How to turn AI pilots into measurable P&L impact

Artificial intelligence (AI) is reshaping the financial industry, yet many banks, insurers and asset managers struggle to turn pilots into measurable P&L impact. Deloitte’s State of Generative AI in the Enterprise highlights a common leadership question: how do you move beyond experimentation and embed AI to deliver sustained business value?

Meet Jorg Schalekamp, Partner & AI Lead at Deloitte
I help organisations to convert technology, data and AI into measurable revenue, cost and operational gains, drawing on 24 years' experience in transformations, board advisory and P&L leadership.

Your AI readiness roadmap

This page sets out a practical roadmap with key questions and deep dives to help senior leaders assess readiness, prioritise use cases and accelerate value realisation with AI.

Explore the five areas below to identify priorities and turn AI pilots into measurable business impact:

  1. Strategy
  2. Organisation and people
  3. Risk and compliance
  4. Technology and implementation
  5. Ecosystem and partnerships

Stay tuned for all (coming) deep dives.

1. Strategy: Solidifying your AI expectations

From accelerating revenue growth, realising cost efficiencies, strengthening core competencies to redefining business models, CEOs want to understand how AI is relevant to their sector and organisation. A clear and explicit strategy towards AI, as integral part of the business strategy, is an essential starting point.

The questions below will help determining how far and how deeply AI will permeate the business. The answers to these questions will give input to the questions in the other categories. As an example, if AI is going to impact the core of the business model, the operating model will most likely change significantly and technology investments will have to be material.

  1. What are the bigger societal challenges and developments driven by AI, surrounding the organisation, and how does this inform our strategy?
  2. How relevant is AI for our industry and sector? Is AI fundamentally changing the core of our business model, or does it mainly offer potential to improve non-core domains?
  3. How can we use AI to strengthen our competitive advantage?
  4. What are the most impactful use cases we should invest in and which concrete applications are relevant for us?
  5. What is the ROI of AI for our organization and how do we create, measure and capture the full value?
  6. What role does AI play in our innovation strategy?
  7. What are the risks if we do not act fast enough?
  8. What is our explicit choice regarding being an early adopter, fast follower or laggard?
2. Organisation and people: Gauging your organisation’s readiness for AI transformation

AI’s effects are felt throughout workplace cultures, the labour market, education and skills training – demanding that you prepare your organisation and employees to accept and keep pace with how AI will be (or is) fundamentally transforming their work.
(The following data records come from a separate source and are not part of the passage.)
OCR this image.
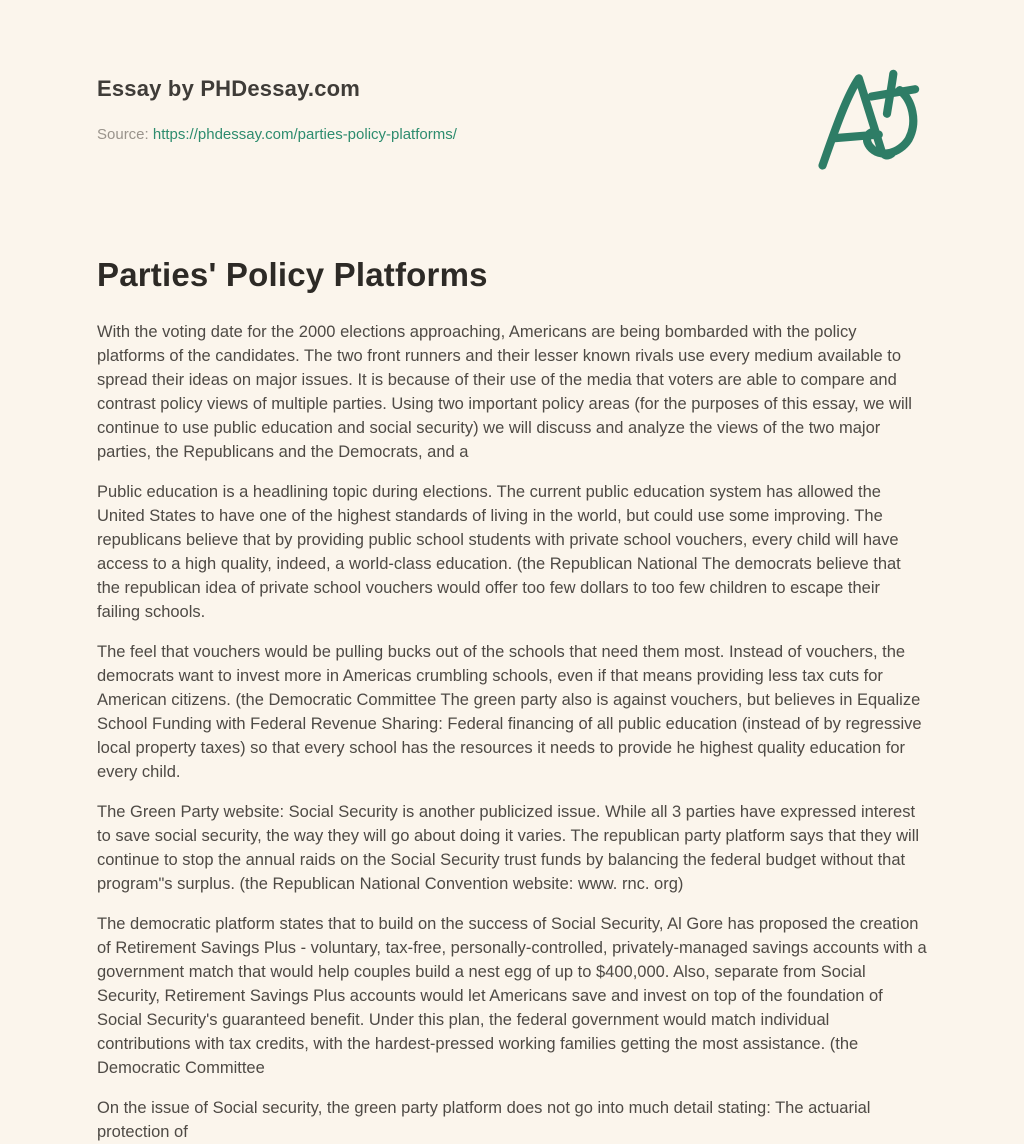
Essay by PHDessay.com
Source: https://phdessay.com/parties-policy-platforms/
Parties' Policy Platforms

With the voting date for the 2000 elections approaching, Americans are being bombarded with the policy platforms of the candidates. The two front runners and their lesser known rivals use every medium available to spread their ideas on major issues. It is because of their use of the media that voters are able to compare and contrast policy views of multiple parties. Using two important policy areas (for the purposes of this essay, we will continue to use public education and social security) we will discuss and analyze the views of the two major parties, the Republicans and the Democrats, and a

Public education is a headlining topic during elections. The current public education system has allowed the United States to have one of the highest standards of living in the world, but could use some improving. The republicans believe that by providing public school students with private school vouchers, every child will have access to a high quality, indeed, a world-class education. (the Republican National The democrats believe that the republican idea of private school vouchers would offer too few dollars to too few children to escape their failing schools.

The feel that vouchers would be pulling bucks out of the schools that need them most. Instead of vouchers, the democrats want to invest more in Americas crumbling schools, even if that means providing less tax cuts for American citizens. (the Democratic Committee The green party also is against vouchers, but believes in Equalize School Funding with Federal Revenue Sharing: Federal financing of all public education (instead of by regressive local property taxes) so that every school has the resources it needs to provide he highest quality education for every child.

The Green Party website: Social Security is another publicized issue. While all 3 parties have expressed interest to save social security, the way they will go about doing it varies. The republican party platform says that they will continue to stop the annual raids on the Social Security trust funds by balancing the federal budget without that program"s surplus. (the Republican National Convention website: www. rnc. org)

The democratic platform states that to build on the success of Social Security, Al Gore has proposed the creation of Retirement Savings Plus - voluntary, tax-free, personally-controlled, privately-managed savings accounts with a government match that would help couples build a nest egg of up to $400,000. Also, separate from Social Security, Retirement Savings Plus accounts would let Americans save and invest on top of the foundation of Social Security's guaranteed benefit. Under this plan, the federal government would match individual contributions with tax credits, with the hardest-pressed working families getting the most assistance. (the Democratic Committee

On the issue of Social security, the green party platform does not go into much detail stating: The actuarial protection of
This involves considering how you’ll integrate AI into your culture, how you prepare employees for new tasks and what new leadership qualities are needed.

  1. What organisational, process and cultural changes are necessary to capture the full potential of AI?
  2. How is AI impacting the labour market and workforce demand-supply curves?
  3. Who will lead the AI transformation and to whom do they report?
  4. How do we integrate AI into our processes and make our people adopt a new way of working?
  5. Which roles will change or may disappear?
  6. How do we prepare employees for an AI-driven future?
  7. What new skills and leadership qualities are required in an AI-driven organisation?
  8. How do we create acceptance of AI, and support for it, within our organisation?
3. Risk and compliance: Governing responsible AI use

With new technologies come new risks, meaning that privacy issues, ethical dilemmas, cyberthreats and reputational risks demand a robust governance model. This area of AI focus is about creating clear frameworks that comply with laws and regulations and safeguard the trust of customers and stakeholders.

  1. Which compliance framework should we use for global AI compliance?
  2. How do we control risks and protect our reputation when using technologies that lack clear risk & compliance requirements?
  3. How to strike the right balance between risk controls and innovation?
  4. How do we handle privacy and data ethics in AI?
  5. What ethical risk controls do we need to prevent AI from leading to unethical behavior or legal issues?
  6. How do we protect our AI models and data against cyberattacks?
  7. How do we prevent company data used for AI from leaking to third parties?
  8. How do we give confidence to key stakeholders (e.g. supervisory board, shareholders, etc.) that we are in control of AI risks & compliance?
  9. How do we understand and meet regulatory expectations from supervisors on AI and signal that we are in compliance?
  10. What new or additional risks does AI pose to our reputation?
4. Technology and implementation: Building a safe and robust AI infrastructure

The technological foundations of AI require a well-thought-out architecture, careful choices when it comes to internal development and external solutions, and an approach that guarantees data quality and reliability. The speed and effectiveness of implementation depend, in part, on how centralised AI capabilities are; big-picture thinking is needed to find opportunities to connect and align for a centralised structure.

  1. Which AI technologies and foundational models do we need to deliver the portfolio of value cases that are defined as part of the AI strategy?
  2. How do we ensure the quality and reliability of GenAI technology?
  3. How do we prevent errors, bias and unpredictable behaviour of our AI models?
  4. What infrastructure and technical architecture are required? Read more in our deep dive 
  5. Do we need a sovereign cloud to manage our risks?
  6. How do we weigh in-house development versus purchasing off-the-shelf solutions?
  7. How do we organise the delivery of AI solutions?
  8. How do we ensure high quality data and what is the appropriate data governance to enable this?
5. Ecosystems and partnerships: Keeping AI relevant into the long term

Choosing and applying AI technologies is about discovering the right option for each purpose. But AI innovation rarely occurs in isolation. Building a dynamic ecosystem of partners is essential to maintain continuous access to the latest developments and expertise.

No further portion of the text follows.